May I just weigh in in defense of Vice President Mike Pence? He’s taking a beating for his decision not to have a meal alone with a woman other than his wife or to attend an event “that features alcohol” without his wife present. The media has been abuzz with how silly he is. They have mocked him for using “The Billy Graham Rule.” This is a good time for Christians to think through where they stand and why.

Notice: He is not telling you what you can or can’t do. He’s just saying what he’s decided for himself. I see at least two good reasons for taking his stance—and I think the principle extends beyond what functions you attend and who you eat with to how transparent you are with your spouse in general.

First, transparency builds trust between you and your spouse.

Bob’s job sometimes required him to have a business lunch or coffee with a woman. I always appreciated that he would tell me, “I’m meeting so-and-so for lunch on Tuesday at Denny’s.” And then with a smile, “If someone tells you I was out with another woman, I want you to have heard it first from me.”

Put yourself in my shoes. How does your heart feel when your spouse is open with you like that? Does it reduce or increase trust? When you “report in,” or choose a high-traffic meeting place, or leave the door open, you build trust.

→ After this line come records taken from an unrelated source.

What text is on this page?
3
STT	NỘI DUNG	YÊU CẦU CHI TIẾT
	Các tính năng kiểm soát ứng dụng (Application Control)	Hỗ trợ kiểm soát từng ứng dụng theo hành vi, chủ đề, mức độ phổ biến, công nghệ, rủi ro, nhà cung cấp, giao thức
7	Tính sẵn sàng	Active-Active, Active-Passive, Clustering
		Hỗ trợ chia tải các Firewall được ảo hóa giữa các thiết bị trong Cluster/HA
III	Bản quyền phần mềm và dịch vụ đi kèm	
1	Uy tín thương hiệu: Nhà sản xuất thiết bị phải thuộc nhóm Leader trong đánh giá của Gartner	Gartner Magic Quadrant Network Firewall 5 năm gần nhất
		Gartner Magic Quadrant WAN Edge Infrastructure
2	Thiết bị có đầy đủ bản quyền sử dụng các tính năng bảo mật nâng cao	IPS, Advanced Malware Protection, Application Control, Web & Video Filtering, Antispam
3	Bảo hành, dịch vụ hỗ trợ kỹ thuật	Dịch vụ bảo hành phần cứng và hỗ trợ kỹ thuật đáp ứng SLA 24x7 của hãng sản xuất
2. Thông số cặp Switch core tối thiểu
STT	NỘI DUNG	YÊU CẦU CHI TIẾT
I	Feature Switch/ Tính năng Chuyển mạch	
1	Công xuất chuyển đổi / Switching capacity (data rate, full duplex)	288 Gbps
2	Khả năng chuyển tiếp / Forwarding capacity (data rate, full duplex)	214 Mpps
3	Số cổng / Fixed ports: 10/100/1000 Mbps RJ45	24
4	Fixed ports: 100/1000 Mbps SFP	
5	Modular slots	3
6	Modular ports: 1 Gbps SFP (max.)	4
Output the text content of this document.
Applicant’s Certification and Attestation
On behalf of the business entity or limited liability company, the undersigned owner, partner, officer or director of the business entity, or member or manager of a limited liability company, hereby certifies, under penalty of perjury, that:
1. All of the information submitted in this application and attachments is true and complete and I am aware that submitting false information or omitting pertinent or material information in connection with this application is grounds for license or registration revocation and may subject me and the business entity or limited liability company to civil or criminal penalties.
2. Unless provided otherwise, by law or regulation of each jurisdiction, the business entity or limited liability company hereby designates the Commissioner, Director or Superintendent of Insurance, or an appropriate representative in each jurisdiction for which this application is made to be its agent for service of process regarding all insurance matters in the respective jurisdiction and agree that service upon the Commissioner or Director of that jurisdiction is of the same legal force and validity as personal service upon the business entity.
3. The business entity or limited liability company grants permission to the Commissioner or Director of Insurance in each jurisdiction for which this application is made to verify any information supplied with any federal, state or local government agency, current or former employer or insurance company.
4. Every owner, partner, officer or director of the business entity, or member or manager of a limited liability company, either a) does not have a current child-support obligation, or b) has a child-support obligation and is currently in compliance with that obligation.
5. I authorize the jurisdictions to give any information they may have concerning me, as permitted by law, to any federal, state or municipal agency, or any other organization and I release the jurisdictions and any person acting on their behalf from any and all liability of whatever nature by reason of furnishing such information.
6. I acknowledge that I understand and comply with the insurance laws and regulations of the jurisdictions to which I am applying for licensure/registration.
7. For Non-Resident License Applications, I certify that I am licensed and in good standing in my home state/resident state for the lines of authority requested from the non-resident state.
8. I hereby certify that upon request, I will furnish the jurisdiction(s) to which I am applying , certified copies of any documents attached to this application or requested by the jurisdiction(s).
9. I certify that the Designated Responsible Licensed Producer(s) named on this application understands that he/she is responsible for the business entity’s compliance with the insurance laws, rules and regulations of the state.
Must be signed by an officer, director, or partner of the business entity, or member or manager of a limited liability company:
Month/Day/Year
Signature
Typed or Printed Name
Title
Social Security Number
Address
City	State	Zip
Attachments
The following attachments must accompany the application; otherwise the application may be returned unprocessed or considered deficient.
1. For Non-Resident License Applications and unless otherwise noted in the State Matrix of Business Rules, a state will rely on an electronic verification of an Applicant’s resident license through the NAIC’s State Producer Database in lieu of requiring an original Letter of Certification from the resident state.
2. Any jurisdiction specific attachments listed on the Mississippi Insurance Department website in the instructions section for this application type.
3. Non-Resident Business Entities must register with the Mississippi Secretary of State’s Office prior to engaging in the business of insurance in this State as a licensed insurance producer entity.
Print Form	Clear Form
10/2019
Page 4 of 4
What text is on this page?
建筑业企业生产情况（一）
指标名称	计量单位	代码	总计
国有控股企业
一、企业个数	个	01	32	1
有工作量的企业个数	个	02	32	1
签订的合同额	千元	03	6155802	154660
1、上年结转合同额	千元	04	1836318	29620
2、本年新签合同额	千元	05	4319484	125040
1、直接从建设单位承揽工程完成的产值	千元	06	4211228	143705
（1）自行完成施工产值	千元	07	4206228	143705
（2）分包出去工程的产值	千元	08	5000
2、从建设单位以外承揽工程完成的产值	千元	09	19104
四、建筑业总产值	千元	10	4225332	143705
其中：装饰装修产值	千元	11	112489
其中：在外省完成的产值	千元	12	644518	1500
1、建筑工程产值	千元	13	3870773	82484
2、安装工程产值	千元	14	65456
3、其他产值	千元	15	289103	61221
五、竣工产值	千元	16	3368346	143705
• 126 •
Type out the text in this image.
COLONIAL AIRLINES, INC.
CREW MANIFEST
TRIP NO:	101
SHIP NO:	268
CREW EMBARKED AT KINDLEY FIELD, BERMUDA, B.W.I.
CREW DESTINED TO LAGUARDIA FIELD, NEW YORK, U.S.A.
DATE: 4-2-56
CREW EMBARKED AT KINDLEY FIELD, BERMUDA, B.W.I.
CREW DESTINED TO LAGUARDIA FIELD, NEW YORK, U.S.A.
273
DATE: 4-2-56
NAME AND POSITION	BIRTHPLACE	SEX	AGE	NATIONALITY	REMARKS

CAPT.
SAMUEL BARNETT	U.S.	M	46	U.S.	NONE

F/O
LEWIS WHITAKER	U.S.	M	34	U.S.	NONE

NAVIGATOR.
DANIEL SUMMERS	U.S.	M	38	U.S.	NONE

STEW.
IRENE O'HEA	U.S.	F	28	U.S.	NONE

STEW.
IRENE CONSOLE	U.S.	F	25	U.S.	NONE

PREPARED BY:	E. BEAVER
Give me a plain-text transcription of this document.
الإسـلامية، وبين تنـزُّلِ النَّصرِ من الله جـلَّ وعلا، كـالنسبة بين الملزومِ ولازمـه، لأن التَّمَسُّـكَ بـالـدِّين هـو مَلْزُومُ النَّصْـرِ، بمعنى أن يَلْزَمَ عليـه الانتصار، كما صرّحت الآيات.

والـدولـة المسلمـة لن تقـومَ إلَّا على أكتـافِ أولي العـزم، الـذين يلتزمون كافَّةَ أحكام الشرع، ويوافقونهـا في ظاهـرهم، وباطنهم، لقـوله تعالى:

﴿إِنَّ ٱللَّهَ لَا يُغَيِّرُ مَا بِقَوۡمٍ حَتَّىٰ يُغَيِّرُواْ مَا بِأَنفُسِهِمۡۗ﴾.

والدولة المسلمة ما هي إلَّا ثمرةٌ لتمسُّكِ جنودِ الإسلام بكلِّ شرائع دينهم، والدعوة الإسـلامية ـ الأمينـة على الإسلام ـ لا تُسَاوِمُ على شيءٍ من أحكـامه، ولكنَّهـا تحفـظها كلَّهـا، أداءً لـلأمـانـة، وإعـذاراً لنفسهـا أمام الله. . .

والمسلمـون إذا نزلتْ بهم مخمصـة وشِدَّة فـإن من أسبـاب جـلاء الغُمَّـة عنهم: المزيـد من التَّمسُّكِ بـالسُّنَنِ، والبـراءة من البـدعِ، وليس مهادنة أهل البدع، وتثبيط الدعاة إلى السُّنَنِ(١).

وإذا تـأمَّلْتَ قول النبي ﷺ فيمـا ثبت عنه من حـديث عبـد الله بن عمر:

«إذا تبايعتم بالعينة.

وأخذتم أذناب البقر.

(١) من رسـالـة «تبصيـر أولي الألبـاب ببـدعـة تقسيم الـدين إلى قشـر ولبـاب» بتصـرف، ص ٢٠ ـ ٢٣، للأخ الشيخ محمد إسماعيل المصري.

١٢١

Second, if something is important, you protect it.

Dennis Rainey of Family Life Today points out that the Bible starts with a marriage and ends with a wedding. Marriages and weddings seem important to God. And don’t you protect the things that are important to you?

Take, for example, your pricey new cell phone. If you leave it on display in your car and then don’t lock the car, it may not get stolen. But are you going to chance it? Probably not. Because it is important to you, you protect it. Is your marriage more or less important than your cell phone?

So, am I telling you to personally adopt Mike Pence’s policies? Absolutely not. I am agreeing with his principles.

Figure out what you should do to protect your marriage and do it—even if people mock you or think you’re being silly.